Not necessarily. I’ve always been of the mind set that stretching is extremely overrated. Now I’m not saying stretching is bad and should be discontinued. I’m simply stating that too much emphasis has been placed on pre and post-exercise stretching rather than dynamically warming up the body and self-myofasical release (arguably the most effective way to loosen tight and stiff muscles). Most people often confuse stretching and warming up but it’s important to note that they are very different. You can warm without stretching but you can’t and shouldn’t stretch to warm up. Stretching has many benefits including increasing range of motion and improving flexibility. However, when it comes to reducing soreness and injury prevention, the British Journal of Sports Medicine found little to no impact from static stretching on delayed-onset muscle soreness (DOMS) in a 2011 research study. The researchers looked at 12 case studies on static stretching in the past 25 years and concluded that “stretching does not produce important reductions in muscle soreness in the days following exercise.”

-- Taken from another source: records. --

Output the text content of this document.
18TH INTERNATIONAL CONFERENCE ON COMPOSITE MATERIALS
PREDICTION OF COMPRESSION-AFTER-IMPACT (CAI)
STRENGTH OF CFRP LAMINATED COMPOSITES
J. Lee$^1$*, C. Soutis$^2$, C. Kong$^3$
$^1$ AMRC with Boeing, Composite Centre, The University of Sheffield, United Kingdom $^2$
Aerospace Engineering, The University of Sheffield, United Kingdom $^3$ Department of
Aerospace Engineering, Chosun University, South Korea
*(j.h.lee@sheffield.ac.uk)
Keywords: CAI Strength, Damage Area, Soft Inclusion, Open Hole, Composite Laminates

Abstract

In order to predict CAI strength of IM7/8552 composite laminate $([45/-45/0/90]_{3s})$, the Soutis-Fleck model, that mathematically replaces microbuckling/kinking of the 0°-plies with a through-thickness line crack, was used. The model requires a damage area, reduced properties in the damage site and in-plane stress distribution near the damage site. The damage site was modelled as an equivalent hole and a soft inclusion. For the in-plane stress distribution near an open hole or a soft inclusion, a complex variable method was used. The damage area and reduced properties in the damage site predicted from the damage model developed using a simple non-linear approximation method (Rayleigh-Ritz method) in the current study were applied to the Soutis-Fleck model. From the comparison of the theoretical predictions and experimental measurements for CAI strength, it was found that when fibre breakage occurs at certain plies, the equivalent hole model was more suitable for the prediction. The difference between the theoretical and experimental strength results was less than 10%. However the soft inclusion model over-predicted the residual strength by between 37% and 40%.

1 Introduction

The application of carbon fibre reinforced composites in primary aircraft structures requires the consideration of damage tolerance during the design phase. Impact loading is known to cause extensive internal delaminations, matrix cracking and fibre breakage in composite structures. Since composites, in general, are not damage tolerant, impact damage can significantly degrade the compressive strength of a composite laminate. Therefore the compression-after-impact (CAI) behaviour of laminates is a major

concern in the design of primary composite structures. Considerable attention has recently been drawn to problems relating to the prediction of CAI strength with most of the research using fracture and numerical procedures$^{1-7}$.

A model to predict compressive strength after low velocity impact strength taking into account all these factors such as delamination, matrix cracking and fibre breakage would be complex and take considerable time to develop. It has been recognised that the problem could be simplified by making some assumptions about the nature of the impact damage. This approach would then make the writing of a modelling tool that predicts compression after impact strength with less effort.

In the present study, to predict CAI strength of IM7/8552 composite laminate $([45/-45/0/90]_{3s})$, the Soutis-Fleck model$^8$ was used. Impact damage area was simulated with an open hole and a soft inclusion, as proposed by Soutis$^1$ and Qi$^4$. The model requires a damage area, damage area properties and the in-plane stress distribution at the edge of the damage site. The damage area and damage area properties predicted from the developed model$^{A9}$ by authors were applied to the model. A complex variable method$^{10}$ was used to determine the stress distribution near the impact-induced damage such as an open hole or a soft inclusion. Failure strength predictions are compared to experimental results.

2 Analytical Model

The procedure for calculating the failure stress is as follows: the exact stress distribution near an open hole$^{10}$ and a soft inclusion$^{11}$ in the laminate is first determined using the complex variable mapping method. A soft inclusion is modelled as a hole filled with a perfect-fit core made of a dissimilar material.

Dynamic warm-ups and soft tissue work have replaced static stretches in the last 15 years as the protocol for prepping the body before physical activity. Dynamic movements mimic the activity that’s about to be performed and sends blood to those working muscles quicker than static stretching. Soft tissue work (rolling with the foam roller or tennis/lacrosse ball) is another phenomenon that has garnered mainstream attention over the last two decades because of it’s impact on loosening muscles without overstretching the fibers. Because movement is more efficient when muscles and connective tissues are warm and lengthened, dynamic mobility drills and soft tissue work are more effective than static stretching prior to sporting events and exercise. Jumping jacks, hip circles, inchworms, butt kicks, scapular wall slides and high-knee walk are some dynamic mobility drills that positively impact performance. Stretching loosens muscles and the surrounding tendons that connect them to bones. But when this happens prior to exercise, the muscles aren’t able to produce enough power and energy at an efficient rate. The elasticity response from the a static stretch prior to exercise weakens the muscle for up to 30 minutes, which isn’t the right way a person wants to begin an exercise or sport.
Warming up dynamically before a physical activity is the new norm and should have preference over static stretching. It allows for continuous movement, increase body core temperature and promotes blood flow, all of which can help improve performance. Motor control, coordination and balance are variables that are positively impacted from dynamic warm-ups. Static stretching on the other hand limits movement patterns and does very little redirecting of blood to muscle groups.
So here are 5 takeaways:
1. Static stretching improves flexibility while dynamic warm-ups improves mobility.
2. You should only stretch tight and short muscles. Stretching the whole body is a waste of time and can be counterproductive.
3. Post-workout static stretching does NOT reduce soreness.
4. Statically stretching a muscle too far and too long causes pain and injury to muscle fibers.
5. Stretching prior to exercise or sport negatively impacts performance.
Stretching has been and will continue to be one of the most controversial topics in fitness. While several research studies rule against it, there are some that are in favor of it. Although more research is still being conducted, the universal conclusion at this time is that it does very little to improve health, exercise and athletic performance. However if you must stretch, do so only when you feel stiff, after sitting or standing for a long time and upon waking up in the morning.